Trump is not immune from election-subversion prosecution, judge rules


Trump is almost certain to appeal the ruling, which appears to be ultimately headed for the Supreme Court, igniting the most important test yet of special counsel Jack Smith’s Washington case against Trump.

Chutkan’s opinion is an important and historic benchmark for the Trump prosecution, which is heading for what is expected to be the first-ever criminal trial of a former president. Aware of that history, Chutkan repeatedly hearkened to the founders, noting that George Washington himself wanted presidents subject to the rule of law.

“In this case, Defendant is charged with attempting to usurp the reins of government as Washington forewarned,” Chutkan, a 2014 Obama appointee to the federal bench, wrote.

Chutkan’s ruling came less than 12 hours after a federal appeals court rejected Trump’s similarly sweeping claims of immunity from a series of civil lawsuits that seek to hold him accountable for stoking the attack on the Capitol on Jan. 6, 2021. Chutkan cited the hours-old ruling twice in her own, noting that the appeals court agreed presidents were not immune from consequences for actions they took even while in office.

But Chutkan also emphasized that Trump’s status as a former president sharply limits concerns about the potential chilling effect that a potential prosecution might have on current and future officeholders. Rather, she said, the fact that Trump is the only former president ever charged — and the robust due process protections in place for all criminal defendants — dramatically alleviate those concerns.

“[T]he prospect of federal criminal liability for a former President” would not violate the longstanding principle that presidents should operate free from fear that they may face future litigation or other “unacceptable risks.”

“Indeed, it is likely that a President who knows that their actions may one day be held to criminal account will be motivated to take greater care that the laws are faithfully executed,” she ruled, adding, “Every President will face difficult decisions; whether to intentionally commit a federal crime should not be one of them.”

Trump has contended that he’s immune from federal prosecution for his efforts to overturn the 2020 election based on several constitutional principles. Among them, he argued that his bid to exhort and press state and federal officials to throw out the certified results was simply an exercise of his First Amendment rights. He also contended that because the House impeached him shortly after the violent Jan. 6, 2021 attack on the Capitol — and the Senate ultimately acquitted him — his criminal charges violate the Constitution’s prohibition on “double jeopardy.”

Chutkan rejected both arguments as a patent misread of the Constitution.

“[I]t is well established that the First Amendment does not protect speech that is used as an instrument of a crime,” Chutkan said.

She similarly rejected the notion that Trump’s impeachment acquittal precluded future criminal prosecution from related conduct as defying “common sense.”

“Without reelection, the expiration of that term ends a Presidency as surely as impeachment and conviction,” Chutkan wrote. “Nothing in the Impeachment Judgment Clause prevents criminal prosecution thereafter.”

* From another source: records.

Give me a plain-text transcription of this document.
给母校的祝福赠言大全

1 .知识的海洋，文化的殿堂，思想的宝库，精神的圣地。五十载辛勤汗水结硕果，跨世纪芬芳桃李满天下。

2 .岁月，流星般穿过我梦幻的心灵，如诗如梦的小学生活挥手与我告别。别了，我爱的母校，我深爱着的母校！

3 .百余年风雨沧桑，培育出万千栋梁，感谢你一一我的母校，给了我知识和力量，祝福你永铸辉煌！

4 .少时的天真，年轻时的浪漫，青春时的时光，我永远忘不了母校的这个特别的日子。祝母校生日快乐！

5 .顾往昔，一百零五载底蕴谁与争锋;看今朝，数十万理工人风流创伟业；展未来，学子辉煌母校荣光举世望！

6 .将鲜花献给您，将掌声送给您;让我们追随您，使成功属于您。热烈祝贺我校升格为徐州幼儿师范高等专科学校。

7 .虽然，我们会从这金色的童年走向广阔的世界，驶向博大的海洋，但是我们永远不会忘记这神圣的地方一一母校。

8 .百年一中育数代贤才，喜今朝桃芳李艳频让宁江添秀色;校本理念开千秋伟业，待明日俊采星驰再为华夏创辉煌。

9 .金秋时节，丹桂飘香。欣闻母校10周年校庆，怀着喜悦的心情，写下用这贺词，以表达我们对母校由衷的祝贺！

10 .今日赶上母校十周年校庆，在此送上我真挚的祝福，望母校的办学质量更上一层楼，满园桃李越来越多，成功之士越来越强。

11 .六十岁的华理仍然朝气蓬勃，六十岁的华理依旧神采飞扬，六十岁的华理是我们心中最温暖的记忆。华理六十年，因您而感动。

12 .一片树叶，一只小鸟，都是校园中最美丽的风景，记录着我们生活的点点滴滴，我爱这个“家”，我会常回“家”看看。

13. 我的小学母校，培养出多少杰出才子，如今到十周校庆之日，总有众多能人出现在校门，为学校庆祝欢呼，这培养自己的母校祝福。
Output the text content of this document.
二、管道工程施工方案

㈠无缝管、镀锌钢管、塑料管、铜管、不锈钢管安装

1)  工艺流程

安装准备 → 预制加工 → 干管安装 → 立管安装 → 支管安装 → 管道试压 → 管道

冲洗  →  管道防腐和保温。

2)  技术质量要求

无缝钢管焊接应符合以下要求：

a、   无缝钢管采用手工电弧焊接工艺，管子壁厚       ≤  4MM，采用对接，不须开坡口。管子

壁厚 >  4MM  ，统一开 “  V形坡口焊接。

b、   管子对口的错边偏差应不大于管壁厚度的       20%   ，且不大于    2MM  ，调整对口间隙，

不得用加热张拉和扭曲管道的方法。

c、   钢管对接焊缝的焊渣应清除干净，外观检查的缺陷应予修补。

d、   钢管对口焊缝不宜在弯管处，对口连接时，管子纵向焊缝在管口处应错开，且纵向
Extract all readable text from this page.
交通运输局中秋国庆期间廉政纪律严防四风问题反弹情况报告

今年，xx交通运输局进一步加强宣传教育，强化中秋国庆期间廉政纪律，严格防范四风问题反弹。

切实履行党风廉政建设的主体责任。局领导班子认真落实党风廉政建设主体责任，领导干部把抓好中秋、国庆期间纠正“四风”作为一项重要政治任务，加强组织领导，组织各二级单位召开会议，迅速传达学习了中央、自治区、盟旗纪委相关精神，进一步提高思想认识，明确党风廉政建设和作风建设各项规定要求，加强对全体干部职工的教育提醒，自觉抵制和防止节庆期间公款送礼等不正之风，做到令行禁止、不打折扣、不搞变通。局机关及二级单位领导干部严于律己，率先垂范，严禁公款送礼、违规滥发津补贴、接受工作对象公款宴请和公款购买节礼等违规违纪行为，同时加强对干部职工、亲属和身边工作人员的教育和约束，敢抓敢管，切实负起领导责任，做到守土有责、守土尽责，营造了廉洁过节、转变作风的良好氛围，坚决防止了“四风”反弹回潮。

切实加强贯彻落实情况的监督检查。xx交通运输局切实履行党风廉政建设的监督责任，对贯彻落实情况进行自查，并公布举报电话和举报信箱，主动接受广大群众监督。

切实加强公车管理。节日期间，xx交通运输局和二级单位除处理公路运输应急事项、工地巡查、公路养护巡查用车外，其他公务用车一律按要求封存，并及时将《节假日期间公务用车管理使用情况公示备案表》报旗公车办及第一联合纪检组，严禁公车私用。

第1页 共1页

The ruling is also not the first time Chutkan has emphasized Trump does not possess the power of a king. In a crucial decision in 2021, Chutkan granted the Jan. 6 committee access to Trump’s White House held by the National Archives, a ruling that was ultimately affirmed by the appeals court and permitted to stand by the Supreme Court.

“Presidents are not kings, and Plaintiff is not President,” she said of Trump at the time.